This is particularly relevant in financial services, where
legacy processes and technologies are often a hindrance to innovation and
progress.
Open banking and a move to ‘as-a-service’ models have given
rise to many new fintechs who are providing the shiny innovative capabilities
that customers want. Banks are increasingly interested in B2B fintechs to take
advantage of their new business models, quicker transformation and advanced
technology, so it’s unsurprising that the global fintech market is expected to
reach $332.5 billion by 2028.
However, most of the data driving fintechs’ capabilities
requires integration with legacy systems hosted by banks and other financial
services institutions. This can lead to several unique integration challenges.
Establishing a cultural fit
A primary challenge is the difference in culture and ways of
working. Larger banks are heavily regulated and have vast operations and
systems – far from fintechs’ nimble cloud-based approach – which inevitably
affects how these organisations work together.
Speaking at a recent KPMG panel event, Allan Woodcock,
engineering director at Lloyds Banking Group, explained the role that education
plays in solving this problem.
“Banks have a responsibility to educate fintechs on the
regulatory environment and how pervasive that is within a bank, as well as how
it can vary by product or division. Knowledge sharing helps banks and fintechs
to align on a common purpose and work at pace,” he said.
At the same event, Conrad Ford, chief product officer at
Allica Bank, mentioned the problem is that large financial institutions
typically want to get everyone involved with everything. He explained that
there is a perception that if many people are included in a decision, it is a
less risky one, but that is simply not the case.

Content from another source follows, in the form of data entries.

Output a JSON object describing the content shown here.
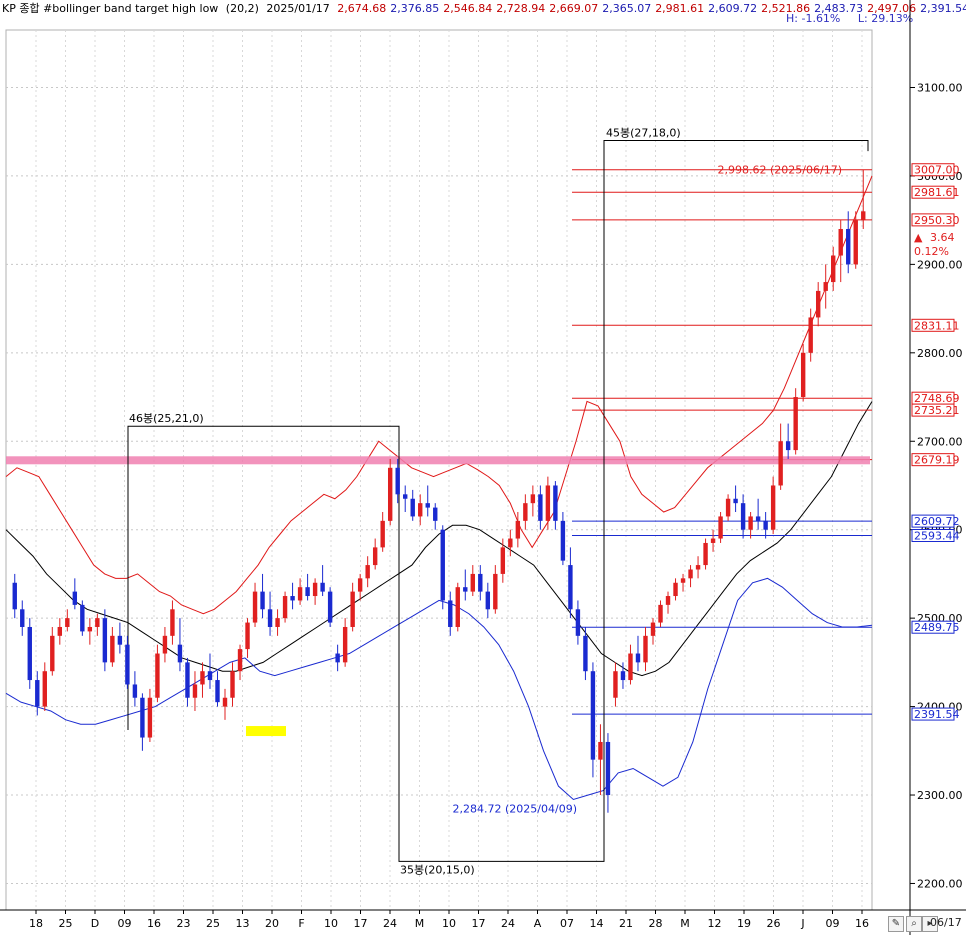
{
  "header": {
    "title": "KP 종합 #bollinger band target high low",
    "params": "(20,2)",
    "date": "2025/01/17",
    "values": [
      "2,674.68",
      "2,376.85",
      "2,546.84",
      "2,728.94",
      "2,669.07",
      "2,365.07",
      "2,981.61",
      "2,609.72",
      "2,521.86",
      "2,483.73",
      "2,497.06",
      "2,391.54"
    ],
    "value_colors": [
      "#c00000",
      "#1a1ab0",
      "#c00000",
      "#c00000",
      "#c00000",
      "#1a1ab0",
      "#c00000",
      "#1a1ab0",
      "#c00000",
      "#1a1ab0",
      "#c00000",
      "#1a1ab0"
    ],
    "h_label": "H: -1.61%",
    "l_label": "L: 29.13%"
  },
  "footer": {
    "date_label": "06/17"
  },
  "colors": {
    "up": "#e02020",
    "down": "#1a2ad0",
    "upper_band": "#e01818",
    "mid_band": "#000000",
    "lower_band": "#1a2ad0",
    "pink": "#f080b0",
    "yellow": "#ffff00"
  },
  "chart_data": {
    "type": "candlestick",
    "title": "KP 종합 #bollinger band target high low",
    "y_ticks": [
      "3100.00",
      "3000.00",
      "2900.00",
      "2800.00",
      "2700.00",
      "2600.00",
      "2500.00",
      "2400.00",
      "2300.00",
      "2200.00"
    ],
    "ylim": [
      2170,
      3165
    ],
    "x_labels": [
      "18",
      "25",
      "D",
      "09",
      "16",
      "23",
      "25",
      "13",
      "20",
      "F",
      "10",
      "17",
      "24",
      "M",
      "10",
      "17",
      "24",
      "A",
      "07",
      "14",
      "21",
      "28",
      "M",
      "12",
      "19",
      "26",
      "J",
      "09",
      "16"
    ],
    "price_tags": [
      {
        "text": "3007.00",
        "color": "#e01818"
      },
      {
        "text": "2981.61",
        "color": "#e01818"
      },
      {
        "text": "2950.30",
        "color": "#e01818"
      },
      {
        "text": "2831.11",
        "color": "#e01818"
      },
      {
        "text": "2748.69",
        "color": "#e01818"
      },
      {
        "text": "2735.21",
        "color": "#e01818"
      },
      {
        "text": "2679.19",
        "color": "#e01818"
      },
      {
        "text": "2609.72",
        "color": "#1a2ad0"
      },
      {
        "text": "2593.44",
        "color": "#1a2ad0"
      },
      {
        "text": "2489.75",
        "color": "#1a2ad0"
      },
      {
        "text": "2391.54",
        "color": "#1a2ad0"
      }
    ],
    "tag_values": [
      3007,
      2981.61,
      2950.3,
      2831.11,
      2748.69,
      2735.21,
      2679.19,
      2609.72,
      2593.44,
      2489.75,
      2391.54
    ],
    "change_info": {
      "arrow": "▲",
      "diff": "3.64",
      "pct": "0.12%"
    },
    "annotations": [
      {
        "text": "46봉(25,21,0)"
      },
      {
        "text": "35봉(20,15,0)"
      },
      {
        "text": "45봉(27,18,0)"
      },
      {
        "text": "2,998.62 (2025/06/17)"
      },
      {
        "text": "2,284.72 (2025/04/09)"
      }
    ],
    "candles": [
      [
        2540,
        2550,
        2500,
        2510
      ],
      [
        2510,
        2520,
        2480,
        2490
      ],
      [
        2490,
        2500,
        2420,
        2430
      ],
      [
        2430,
        2440,
        2390,
        2400
      ],
      [
        2400,
        2450,
        2395,
        2440
      ],
      [
        2440,
        2490,
        2435,
        2480
      ],
      [
        2480,
        2500,
        2470,
        2490
      ],
      [
        2490,
        2510,
        2485,
        2500
      ],
      [
        2530,
        2545,
        2510,
        2515
      ],
      [
        2515,
        2520,
        2480,
        2485
      ],
      [
        2485,
        2500,
        2470,
        2490
      ],
      [
        2490,
        2505,
        2480,
        2500
      ],
      [
        2500,
        2510,
        2440,
        2450
      ],
      [
        2450,
        2490,
        2445,
        2480
      ],
      [
        2480,
        2495,
        2460,
        2470
      ],
      [
        2470,
        2480,
        2420,
        2425
      ],
      [
        2425,
        2440,
        2400,
        2410
      ],
      [
        2410,
        2415,
        2350,
        2365
      ],
      [
        2365,
        2420,
        2360,
        2410
      ],
      [
        2410,
        2470,
        2405,
        2460
      ],
      [
        2460,
        2490,
        2450,
        2480
      ],
      [
        2480,
        2520,
        2470,
        2510
      ],
      [
        2470,
        2500,
        2440,
        2450
      ],
      [
        2450,
        2455,
        2400,
        2410
      ],
      [
        2410,
        2440,
        2395,
        2425
      ],
      [
        2425,
        2450,
        2410,
        2440
      ],
      [
        2440,
        2460,
        2420,
        2430
      ],
      [
        2430,
        2440,
        2400,
        2405
      ],
      [
        2400,
        2420,
        2385,
        2410
      ],
      [
        2410,
        2450,
        2400,
        2440
      ],
      [
        2440,
        2470,
        2430,
        2465
      ],
      [
        2465,
        2500,
        2455,
        2495
      ],
      [
        2495,
        2540,
        2490,
        2530
      ],
      [
        2530,
        2550,
        2500,
        2510
      ],
      [
        2510,
        2530,
        2480,
        2490
      ],
      [
        2490,
        2510,
        2480,
        2500
      ],
      [
        2500,
        2530,
        2495,
        2525
      ],
      [
        2525,
        2540,
        2510,
        2520
      ],
      [
        2520,
        2545,
        2515,
        2535
      ],
      [
        2535,
        2550,
        2520,
        2525
      ],
      [
        2525,
        2545,
        2515,
        2540
      ],
      [
        2540,
        2560,
        2525,
        2530
      ],
      [
        2530,
        2535,
        2490,
        2495
      ],
      [
        2460,
        2470,
        2440,
        2450
      ],
      [
        2450,
        2500,
        2445,
        2490
      ],
      [
        2490,
        2540,
        2485,
        2530
      ],
      [
        2530,
        2550,
        2520,
        2545
      ],
      [
        2545,
        2570,
        2535,
        2560
      ],
      [
        2560,
        2590,
        2555,
        2580
      ],
      [
        2580,
        2620,
        2575,
        2610
      ],
      [
        2610,
        2680,
        2605,
        2670
      ],
      [
        2670,
        2680,
        2630,
        2640
      ],
      [
        2640,
        2650,
        2620,
        2635
      ],
      [
        2635,
        2645,
        2610,
        2615
      ],
      [
        2615,
        2640,
        2605,
        2630
      ],
      [
        2630,
        2650,
        2615,
        2625
      ],
      [
        2625,
        2630,
        2600,
        2610
      ],
      [
        2600,
        2605,
        2510,
        2520
      ],
      [
        2520,
        2530,
        2480,
        2490
      ],
      [
        2490,
        2540,
        2485,
        2535
      ],
      [
        2535,
        2555,
        2520,
        2530
      ],
      [
        2530,
        2560,
        2525,
        2550
      ],
      [
        2550,
        2560,
        2520,
        2530
      ],
      [
        2530,
        2540,
        2500,
        2510
      ],
      [
        2510,
        2560,
        2505,
        2550
      ],
      [
        2550,
        2590,
        2540,
        2580
      ],
      [
        2580,
        2600,
        2570,
        2590
      ],
      [
        2590,
        2620,
        2580,
        2610
      ],
      [
        2610,
        2640,
        2600,
        2630
      ],
      [
        2630,
        2650,
        2615,
        2640
      ],
      [
        2640,
        2650,
        2600,
        2610
      ],
      [
        2610,
        2660,
        2600,
        2650
      ],
      [
        2650,
        2655,
        2600,
        2610
      ],
      [
        2610,
        2620,
        2560,
        2565
      ],
      [
        2560,
        2580,
        2500,
        2510
      ],
      [
        2510,
        2520,
        2470,
        2480
      ],
      [
        2480,
        2490,
        2430,
        2440
      ],
      [
        2440,
        2450,
        2320,
        2340
      ],
      [
        2340,
        2380,
        2300,
        2360
      ],
      [
        2360,
        2370,
        2280,
        2300
      ],
      [
        2410,
        2450,
        2400,
        2440
      ],
      [
        2440,
        2450,
        2420,
        2430
      ],
      [
        2430,
        2470,
        2425,
        2460
      ],
      [
        2460,
        2480,
        2440,
        2450
      ],
      [
        2450,
        2490,
        2440,
        2480
      ],
      [
        2480,
        2500,
        2470,
        2495
      ],
      [
        2495,
        2520,
        2490,
        2515
      ],
      [
        2515,
        2530,
        2505,
        2525
      ],
      [
        2525,
        2545,
        2520,
        2540
      ],
      [
        2540,
        2550,
        2530,
        2545
      ],
      [
        2545,
        2560,
        2535,
        2555
      ],
      [
        2555,
        2570,
        2545,
        2560
      ],
      [
        2560,
        2590,
        2555,
        2585
      ],
      [
        2585,
        2600,
        2575,
        2590
      ],
      [
        2590,
        2620,
        2585,
        2615
      ],
      [
        2615,
        2640,
        2610,
        2635
      ],
      [
        2635,
        2650,
        2620,
        2630
      ],
      [
        2630,
        2640,
        2590,
        2600
      ],
      [
        2600,
        2620,
        2590,
        2615
      ],
      [
        2615,
        2635,
        2600,
        2610
      ],
      [
        2610,
        2620,
        2590,
        2600
      ],
      [
        2600,
        2660,
        2595,
        2650
      ],
      [
        2650,
        2720,
        2645,
        2700
      ],
      [
        2700,
        2720,
        2680,
        2690
      ],
      [
        2690,
        2760,
        2685,
        2750
      ],
      [
        2750,
        2810,
        2745,
        2800
      ],
      [
        2800,
        2850,
        2790,
        2840
      ],
      [
        2840,
        2880,
        2830,
        2870
      ],
      [
        2870,
        2900,
        2850,
        2880
      ],
      [
        2880,
        2920,
        2870,
        2910
      ],
      [
        2910,
        2950,
        2880,
        2940
      ],
      [
        2940,
        2960,
        2890,
        2900
      ],
      [
        2900,
        2960,
        2895,
        2950
      ],
      [
        2950,
        3007,
        2940,
        2960
      ]
    ],
    "upper_band": [
      2660,
      2670,
      2665,
      2660,
      2640,
      2620,
      2600,
      2580,
      2560,
      2550,
      2545,
      2545,
      2550,
      2540,
      2530,
      2525,
      2515,
      2510,
      2505,
      2510,
      2520,
      2530,
      2545,
      2560,
      2580,
      2595,
      2610,
      2620,
      2630,
      2640,
      2635,
      2645,
      2660,
      2680,
      2700,
      2690,
      2680,
      2670,
      2665,
      2660,
      2665,
      2670,
      2675,
      2668,
      2660,
      2650,
      2630,
      2600,
      2580,
      2600,
      2620,
      2660,
      2700,
      2745,
      2740,
      2720,
      2700,
      2660,
      2640,
      2630,
      2620,
      2625,
      2640,
      2655,
      2670,
      2680,
      2690,
      2700,
      2710,
      2720,
      2735,
      2760,
      2790,
      2820,
      2850,
      2880,
      2910,
      2940,
      2970,
      3000
    ],
    "mid_band": [
      2600,
      2585,
      2570,
      2550,
      2535,
      2520,
      2510,
      2505,
      2500,
      2495,
      2485,
      2475,
      2465,
      2455,
      2450,
      2445,
      2440,
      2440,
      2445,
      2450,
      2460,
      2470,
      2480,
      2490,
      2500,
      2510,
      2520,
      2530,
      2540,
      2550,
      2560,
      2580,
      2595,
      2605,
      2605,
      2600,
      2590,
      2580,
      2570,
      2560,
      2540,
      2520,
      2500,
      2480,
      2460,
      2450,
      2440,
      2435,
      2440,
      2450,
      2470,
      2490,
      2510,
      2530,
      2550,
      2565,
      2575,
      2585,
      2600,
      2620,
      2640,
      2660,
      2690,
      2720,
      2745
    ],
    "lower_band": [
      2415,
      2405,
      2400,
      2395,
      2385,
      2380,
      2380,
      2385,
      2390,
      2395,
      2400,
      2410,
      2420,
      2430,
      2440,
      2450,
      2455,
      2440,
      2435,
      2440,
      2445,
      2450,
      2455,
      2460,
      2470,
      2480,
      2490,
      2500,
      2510,
      2520,
      2515,
      2505,
      2490,
      2470,
      2440,
      2400,
      2350,
      2310,
      2295,
      2300,
      2305,
      2325,
      2330,
      2320,
      2310,
      2320,
      2360,
      2420,
      2470,
      2520,
      2540,
      2545,
      2535,
      2520,
      2505,
      2495,
      2490,
      2490,
      2492
    ]
  }
}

He commented: “This leads to a culture where people do not
take accountability. Instead, large banks need small, cross-functional teams to
move things forward. This not only makes accountability clearer but speeds up
implementation.”
Technology as an inhibitor
On the technology side, data models are a key culprit for
causing incompatibility, as it is difficult for fintechs to integrate them with
banks’ systems. This ranges from defining appropriate IT service operations to
making sure the bank has the correct IT skills to implement and run the
technology.
Where fintechs frequently advertise ‘plug-and-play’
solutions, in reality the implementation process can be a painful one.
To smooth the onboarding journey so that a working solution
can be realised sooner, Ford argued for the end of the request for proposal
(RFP).
“RFPs are the worst way to choose a technology solution. The
starting point of selecting a fintech supplier is to ask, ‘does it do what we
want it to do?’. If it does, the chances are it will get through the
confirmatory due diligence that RFPs require upfront.”
He added: “Banks should focus on proof of concept and then
determine if there are any gaps that need addressing.”
Legacy systems are often a ball and chain for larger banks.
Their complexity and IT teams’ lack of understanding of older systems can be a
stumbling block when integrating a fintech’s technology.
However, legacy technology can also be viewed as an
advantage. Legacy technology offers a plethora of opportunities for working
with fintechs, according to Woodcock.
“There are ways around legacy technology. We have multiple
working environments so we can collaborate with fintechs without causing
security issues. Increasingly we are working more in our legacy systems with
partners because that is our opportunity space,” he said.
Balancing risk with value creation
Balancing risk and regulatory requirements without
disrupting the use of fintechs is another problem banks are grappling with.
However, modern ways of working, such as Agile, can remediate this issue.
Ford explained: “The way for banks to work best with
fintechs is to have small and empowered teams, who make little and rapid steps
so they can pull back when things go wrong.
“We have seen many high-profile system failures where banks
have attempted transformation projects, but a modern engagement mechanism can
prevent these disasters happening and create a strong partnership.”
Achieving effective transformation
According to our latest report, a record number of fintech
deals were made in 2021 with a total investment of $210 billion, and over 2021,
there was a rush in interest in fintechs able to help with digital
transformation activities, particularly from tier one banks.
As more larger banks seek to partner with fintechs to
deliver effective transformation, there are three questions these organisations
should ask to minimise the aforementioned challenges:
What is the problem that needs solving?
Is there a fintech that fits that space?
How can we align ways of working to proactively address
integration challenges?
It’s true that fintechs have much more to offer to banks
than technology platforms, but only if these considerations are made at the
outset so the solution can be used in the right way. Without taking this
approach, transformation is destined to move at a snail’s pace.